Rather than learn from the research, the latest changes to RSL double down on a misguided policy, making it more difficult for property owners to increase rents after they upgrade their properties or after the properties become vacant. The impact on new landlords who acquired property under the previous rule, hoping to renovate and earn higher rents, is dire: They've incurred the costs of renovation but are now prohibited from raising rents to recoup these costs. Unsurprisingly, as the profitability of owning and operating these properties has taken a hit, the dollar volume of rental-apartment building sales has fallen.

Well, some brave souls are pushing back against this counterproductive policy. Community Housing Improvement Program, the Rent Stabilization Association of New York (an association of 25,000 property owners and agents responsible for approximately 1 million housing units), and individual property owners have challenged the constitutionality of the RSL. The groups formed a website, which explains they are suing the city because "the overly burdensome regulatory scheme violates the Due Process and Takings clauses of the United States Constitution."

These concerned property owners argue that the RSL is unconstitutional on four separate counts:

First, the rule violates the Takings Clause of Constitution's Fifth Amendment, as it deprives property owners of their core rights to exclude others from their property and to possess, use, and dispose of their property.

Second, the law represents an uncompensated regulatory taking of private property, again violating the Takings Clause.

Third, advocates of the suit told me that the law violates the Constitution's guarantee of due process because it is not rationally related to any legitimate government interest. In fact, the government doesn't even bother to argue that the RSL is a means to protect low-income families but rather that it's simply meant to protect tenants who are lucky enough to find a stabilized apartment.

Finally, they are suing because the New York City Council makes housing emergency proclamations every three years without any meaningful analysis of whether a housing emergency actually exists that would be improved by "regulating and controlling residential rents." Such declarations made in this way violate due process.

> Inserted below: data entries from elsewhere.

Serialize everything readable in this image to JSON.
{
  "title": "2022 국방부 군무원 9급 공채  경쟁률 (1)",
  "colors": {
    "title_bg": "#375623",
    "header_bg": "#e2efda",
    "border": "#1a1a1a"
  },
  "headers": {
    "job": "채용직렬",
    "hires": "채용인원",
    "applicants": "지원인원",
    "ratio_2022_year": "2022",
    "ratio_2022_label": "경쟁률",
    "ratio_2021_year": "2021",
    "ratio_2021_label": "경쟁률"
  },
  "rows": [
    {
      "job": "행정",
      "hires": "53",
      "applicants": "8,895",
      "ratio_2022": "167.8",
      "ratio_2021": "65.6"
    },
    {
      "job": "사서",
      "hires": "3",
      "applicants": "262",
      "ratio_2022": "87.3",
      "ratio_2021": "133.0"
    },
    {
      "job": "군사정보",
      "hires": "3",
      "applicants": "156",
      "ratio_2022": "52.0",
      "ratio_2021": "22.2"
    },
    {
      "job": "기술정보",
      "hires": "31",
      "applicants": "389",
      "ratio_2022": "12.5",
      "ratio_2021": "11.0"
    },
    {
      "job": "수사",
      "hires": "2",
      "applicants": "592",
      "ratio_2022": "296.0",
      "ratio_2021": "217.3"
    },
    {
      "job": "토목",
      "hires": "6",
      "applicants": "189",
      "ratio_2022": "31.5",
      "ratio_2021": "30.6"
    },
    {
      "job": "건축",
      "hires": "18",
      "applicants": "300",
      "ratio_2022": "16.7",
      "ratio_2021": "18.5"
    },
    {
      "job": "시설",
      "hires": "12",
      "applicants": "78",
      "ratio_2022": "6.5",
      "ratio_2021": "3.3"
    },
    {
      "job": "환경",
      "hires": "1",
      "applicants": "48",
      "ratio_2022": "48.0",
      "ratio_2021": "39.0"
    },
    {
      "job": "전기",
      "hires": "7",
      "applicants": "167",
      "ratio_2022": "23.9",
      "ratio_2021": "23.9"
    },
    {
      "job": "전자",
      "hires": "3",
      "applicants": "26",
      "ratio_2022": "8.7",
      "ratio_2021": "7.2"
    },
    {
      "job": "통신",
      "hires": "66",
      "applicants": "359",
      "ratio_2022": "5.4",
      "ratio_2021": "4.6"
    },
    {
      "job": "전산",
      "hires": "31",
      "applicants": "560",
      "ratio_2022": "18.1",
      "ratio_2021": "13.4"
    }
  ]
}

A federal district court recently heard oral arguments on the defendants' motions to dismiss the case based on previous court rulings. The defendants include New York state, New York City, and the tenant-advocacy groups hoping that the judge would use precedents established during the previous attempts to end the RSL. This suit has a better shot than its predecessors did, however, because the plaintiffs are making very different legal claims about the amended law and the prior decisions upholding the RSL relied on legal principles that the U.S. Supreme Court has subsequently rejected.

The bottom line is that the fight against New York City rent control may start to come more into balance. If this lawsuit fails, there's always the Supreme Court, which could bring relief to the entire country by preventing state and local governments from treating privately owned rental property as if it belongs to the government.